Kaufman Music Center Announces 2019-20 Artists-in-Residence


2019-20 Artists-in-Residence: JACK Quartet, Nathalie Joachim and Rob Kapilow
New Residency Program Puts Acclaimed Artists on Stage and in the Classroom at Kaufman Music Center

This fall, Kaufman Music Center will launch a new Artist-in-Residence program that embeds acclaimed, multi-faceted artists who are transforming the music world within a broad range of KMC programs spanning the concert stage and the classroom. The 2019-20 artists are: JACK Quartet, a 2019 Avery Fisher Career Grant winner hailed as the “nation’s most important quartet” (New York Times) and “superheroes of the new music world” (Boston Globe); Nathalie Joachim, flutist, composer, multi-genre performance artist and member of the urban art pop duo Flutronix and the multiple Grammy-winning ensemble Eighth Blackbird; and Rob Kapilow, NPR and PBS music commentator, conductor, composer, author and host of the concert series What Makes It Great?

During the 2019-20 season, the Artists-in-Residence will weave together the many threads of Kaufman Music Center, performing on Merkin Hall series and working with students from Kaufman Music Center’s music education programs: Special Music School, the only K-12 public school in the U.S. that teaches music as a core subject; Face the Music, a youth new music ensemble dedicated to performing cutting-edge music by living composers, including its own members; and Lucy Moses School, NYC’s largest community music school.

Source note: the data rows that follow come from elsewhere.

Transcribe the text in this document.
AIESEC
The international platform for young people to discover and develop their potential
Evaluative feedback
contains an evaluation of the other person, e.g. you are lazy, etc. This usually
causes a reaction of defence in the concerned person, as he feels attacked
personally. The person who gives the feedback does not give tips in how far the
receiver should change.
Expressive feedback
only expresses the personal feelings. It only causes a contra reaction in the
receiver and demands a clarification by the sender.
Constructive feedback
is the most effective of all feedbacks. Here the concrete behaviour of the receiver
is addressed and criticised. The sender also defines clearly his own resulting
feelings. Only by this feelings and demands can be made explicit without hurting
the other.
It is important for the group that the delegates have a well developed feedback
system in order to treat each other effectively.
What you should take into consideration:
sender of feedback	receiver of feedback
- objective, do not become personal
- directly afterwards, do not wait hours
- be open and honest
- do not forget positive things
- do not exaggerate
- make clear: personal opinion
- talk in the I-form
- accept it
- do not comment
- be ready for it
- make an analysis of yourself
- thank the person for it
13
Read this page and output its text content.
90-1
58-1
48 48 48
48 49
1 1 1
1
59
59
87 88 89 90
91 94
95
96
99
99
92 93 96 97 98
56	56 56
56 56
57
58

“The Artists-in-Residence are as multi-faceted as Kaufman Music Center, a unique musical ecosystem where audiences and learners of all ages and backgrounds can connect with music on stage and in the classroom,” says KMC Executive Director Kate Sheeran. “We’re thrilled that our students – the musical leaders of tomorrow – will have unparalleled opportunities to work with these forward-looking artists, who are also outstanding educators, as mentors and role models.”

This season, JACK Quartet will be the Resident Quartet of Face the Music, and will also coach and perform at SMS. KMC will serve as home base for the JACK Studio Project, a new initiative that will help support a more equitable musical landscape by commissioning six artists each year from communities underrepresented in classical music. JACK and KMC students will participate in workshops and performances throughout the year, including works by selected JACK Studio artists at Kaufman Music Center’s Ecstatic Music series in Merkin Hall next spring.

In addition to flute, composition and chamber music masterclasses, Nathalie Joachim will lead an extensive creative collaboration experience with SMS and LMS students culminating with the performance of new works co-created with the students. She will perform Fanm d’Ayiti (Women of Haiti), an evening-length work for voice, flute, string quartet and electronics celebrating some of Haiti’s most iconic yet underrepresented female artists, with Spektral Quartet as part of Kaufman Music Center’s Ecstatic Music series at Merkin Hall on October 26. In February, her work with Face the Music will culminate in a performance of new arrangements of the Fanm d’Ayiti project at National Sawdust on February 10.

In addition to his popular What Makes It Great? series at Merkin Hall, Rob Kapilow will work with SMS students in the classroom, exploring the diverse pathways open to 21st century musicians and the role of entrepreneurship in music careers in presentations and workshops. He will inspire students to write poems about their experiences and set them to music, and help them develop meaningful community engagement projects centered around music. Author of the forthcoming Listening for America: Inside the Great American Songbook from Gershwin to Sondheim (W.W. Norton & Company), Kapilow will place the songs and stories of some of the most treasured American Songbook composers within a larger historical context for the students, and coach them leading up to the school’s annual cabaret performance in May.